Urban economists and urban planners love "density". I put it in quotes because the details (How high? Where? At what cost?) are often ignored. The argument is simple. New ideas prompt productivity and growth. We form new ideas when we interact with others. Higher densities prompt higher volumes of encounter and interaction.
But there is also the problem that the dominant trend has been to lower average densities. See, for example, Bruegmann's indispensable book.

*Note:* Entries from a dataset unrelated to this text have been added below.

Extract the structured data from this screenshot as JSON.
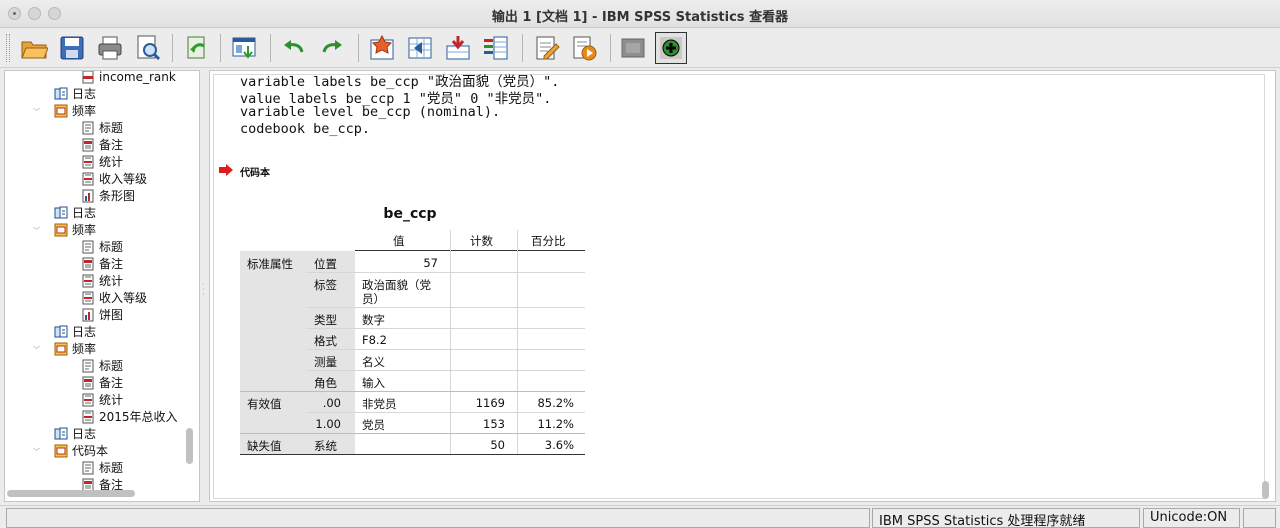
{
  "window": {
    "title": "输出 1 [文档 1] - IBM SPSS Statistics 查看器"
  },
  "toolbar": {
    "buttons": [
      "open-icon",
      "save-icon",
      "print-icon",
      "print-preview-icon",
      "export-icon",
      "recall-dialog-icon",
      "undo-icon",
      "redo-icon",
      "goto-data-icon",
      "goto-case-icon",
      "goto-variable-icon",
      "variables-icon",
      "select-last-output-icon",
      "designate-window-icon",
      "hide-icon",
      "insert-icon"
    ]
  },
  "tree": {
    "items": [
      {
        "label": "income_rank",
        "icon": "variable-icon"
      },
      {
        "label": "日志",
        "icon": "log-icon"
      },
      {
        "label": "频率",
        "icon": "procedure-icon"
      },
      {
        "label": "标题",
        "icon": "title-icon"
      },
      {
        "label": "备注",
        "icon": "notes-icon"
      },
      {
        "label": "统计",
        "icon": "table-icon"
      },
      {
        "label": "收入等级",
        "icon": "table-icon"
      },
      {
        "label": "条形图",
        "icon": "chart-icon"
      },
      {
        "label": "日志",
        "icon": "log-icon"
      },
      {
        "label": "频率",
        "icon": "procedure-icon"
      },
      {
        "label": "标题",
        "icon": "title-icon"
      },
      {
        "label": "备注",
        "icon": "notes-icon"
      },
      {
        "label": "统计",
        "icon": "table-icon"
      },
      {
        "label": "收入等级",
        "icon": "table-icon"
      },
      {
        "label": "饼图",
        "icon": "chart-icon"
      },
      {
        "label": "日志",
        "icon": "log-icon"
      },
      {
        "label": "频率",
        "icon": "procedure-icon"
      },
      {
        "label": "标题",
        "icon": "title-icon"
      },
      {
        "label": "备注",
        "icon": "notes-icon"
      },
      {
        "label": "统计",
        "icon": "table-icon"
      },
      {
        "label": "2015年总收入",
        "icon": "table-icon"
      },
      {
        "label": "日志",
        "icon": "log-icon"
      },
      {
        "label": "代码本",
        "icon": "procedure-icon"
      },
      {
        "label": "标题",
        "icon": "title-icon"
      },
      {
        "label": "备注",
        "icon": "notes-icon"
      }
    ]
  },
  "syntax": {
    "lines": [
      "variable labels be_ccp \"政治面貌（党员）\".",
      "value labels be_ccp 1 \"党员\" 0 \"非党员\".",
      "variable level be_ccp (nominal).",
      "codebook be_ccp."
    ]
  },
  "output": {
    "section_label": "代码本",
    "table": {
      "title": "be_ccp",
      "headers": [
        "值",
        "计数",
        "百分比"
      ],
      "group_labels": [
        "标准属性",
        "有效值",
        "缺失值"
      ],
      "rows": [
        {
          "sub": "位置",
          "value": "57",
          "count": "",
          "pct": ""
        },
        {
          "sub": "标签",
          "value": "政治面貌（党",
          "value2": "员）",
          "count": "",
          "pct": ""
        },
        {
          "sub": "类型",
          "value": "数字",
          "count": "",
          "pct": ""
        },
        {
          "sub": "格式",
          "value": "F8.2",
          "count": "",
          "pct": ""
        },
        {
          "sub": "测量",
          "value": "名义",
          "count": "",
          "pct": ""
        },
        {
          "sub": "角色",
          "value": "输入",
          "count": "",
          "pct": ""
        },
        {
          "sub": ".00",
          "value": "非党员",
          "count": "1169",
          "pct": "85.2%"
        },
        {
          "sub": "1.00",
          "value": "党员",
          "count": "153",
          "pct": "11.2%"
        },
        {
          "sub": "系统",
          "value": "",
          "count": "50",
          "pct": "3.6%"
        }
      ]
    }
  },
  "status": {
    "message": "IBM SPSS Statistics 处理程序就绪",
    "encoding": "Unicode:ON"
  }
}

“Most American anti-sprawl reformers today believe that sprawl is a recent and peculiarly American phenomenon caused by specific technological innovations like the automobile and by government policies like single-use zoning or the mortgage interest deduction on the federal income tax. It is important for them to believe this because if sprawl turned out to be a long –standing feature of urban development worldwide, it would suggest that stopping it involves something much more fundamental than correcting some poor American land-use policies. In the following chapters I will argue that the characteristics we associate today with sprawl have actually been visible in most prosperous cities throughout history. Sprawl has been as evident in Europe as in America and can now be said to be the preferred settlement pattern everywhere in the world where there is a certain measure of affluence and where citizens have some choice in how they live.” (p. 17)

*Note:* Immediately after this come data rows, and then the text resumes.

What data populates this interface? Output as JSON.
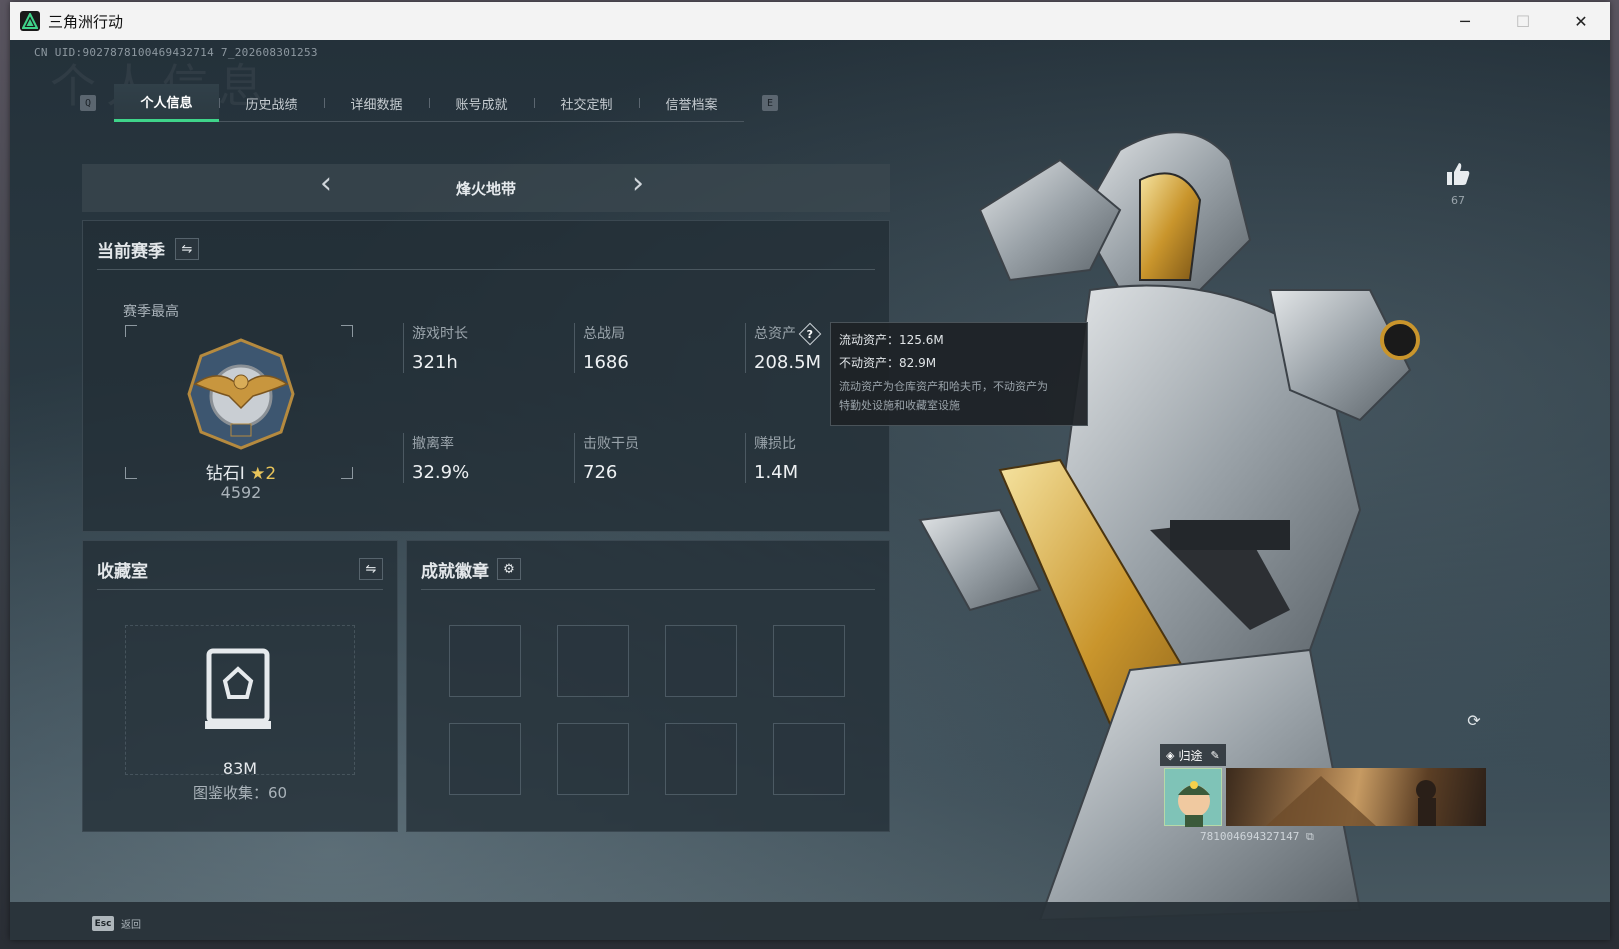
{
  "window": {
    "title": "三角洲行动",
    "controls": {
      "minimize": "─",
      "maximize": "☐",
      "close": "✕"
    }
  },
  "header": {
    "uid_text": "CN UID:9027878100469432714 7_202608301253",
    "watermark": "个人信息"
  },
  "tabs": {
    "prev_key": "Q",
    "next_key": "E",
    "items": [
      {
        "label": "个人信息",
        "active": true
      },
      {
        "label": "历史战绩",
        "active": false
      },
      {
        "label": "详细数据",
        "active": false
      },
      {
        "label": "账号成就",
        "active": false
      },
      {
        "label": "社交定制",
        "active": false
      },
      {
        "label": "信誉档案",
        "active": false
      }
    ]
  },
  "mode": {
    "title": "烽火地带",
    "prev": "‹",
    "next": "›"
  },
  "season": {
    "title": "当前赛季",
    "best_label": "赛季最高",
    "rank": "钻石Ⅰ",
    "rank_stars": "★2",
    "rank_score": "4592",
    "stats": [
      {
        "label": "游戏时长",
        "value": "321h"
      },
      {
        "label": "总战局",
        "value": "1686"
      },
      {
        "label": "总资产",
        "value": "208.5M",
        "help": "?"
      },
      {
        "label": "撤离率",
        "value": "32.9%"
      },
      {
        "label": "击败干员",
        "value": "726"
      },
      {
        "label": "赚损比",
        "value": "1.4M"
      }
    ]
  },
  "tooltip": {
    "liquid": "流动资产：125.6M",
    "fixed": "不动资产：82.9M",
    "note_1": "流动资产为仓库资产和哈夫币，不动资产为",
    "note_2": "特勤处设施和收藏室设施"
  },
  "vault": {
    "title": "收藏室",
    "value": "83M",
    "collection": "图鉴收集：60"
  },
  "badges": {
    "title": "成就徽章",
    "slots": 8
  },
  "profile": {
    "likes": "67",
    "name": "归途",
    "id_text": "781004694327147"
  },
  "footer": {
    "esc_key": "Esc",
    "esc_label": "返回"
  },
  "colors": {
    "accent": "#3fd48a",
    "panel": "#222e36",
    "title_bar": "#f3f3f3"
  }
}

At the level of the urbanized areas, the U.S. trend has been towards lower average densities. Considerable detail (courtesy of W. Cox) is available here and here.
I have mentioned previously that my fromer student Chen-Yi Lin looked at U.S. talent migration at the sub-metroplitan level (the PUMAs) and found considerable complexity in terms of the many densities that attract smart and credentialed people (Lin, C.Y. (2013). Talent migration: Does urban density matter?, Unpublished doctoral dissertation, Los Angeles: University of Southern California). Collaboration opportunities are available in all sorts of places -- and in many ways.
The American Community Survey data show that "work at home" has risen steadily, from 3.2% of all workers in 2000 to 4.4% in 2013. Still small but the public transit industry commands many billions of dollars of annual subsidies and cannot touch this rate of growth. I would say that the trends we see facilitate collaboration and innovation at many densities -- including low densities.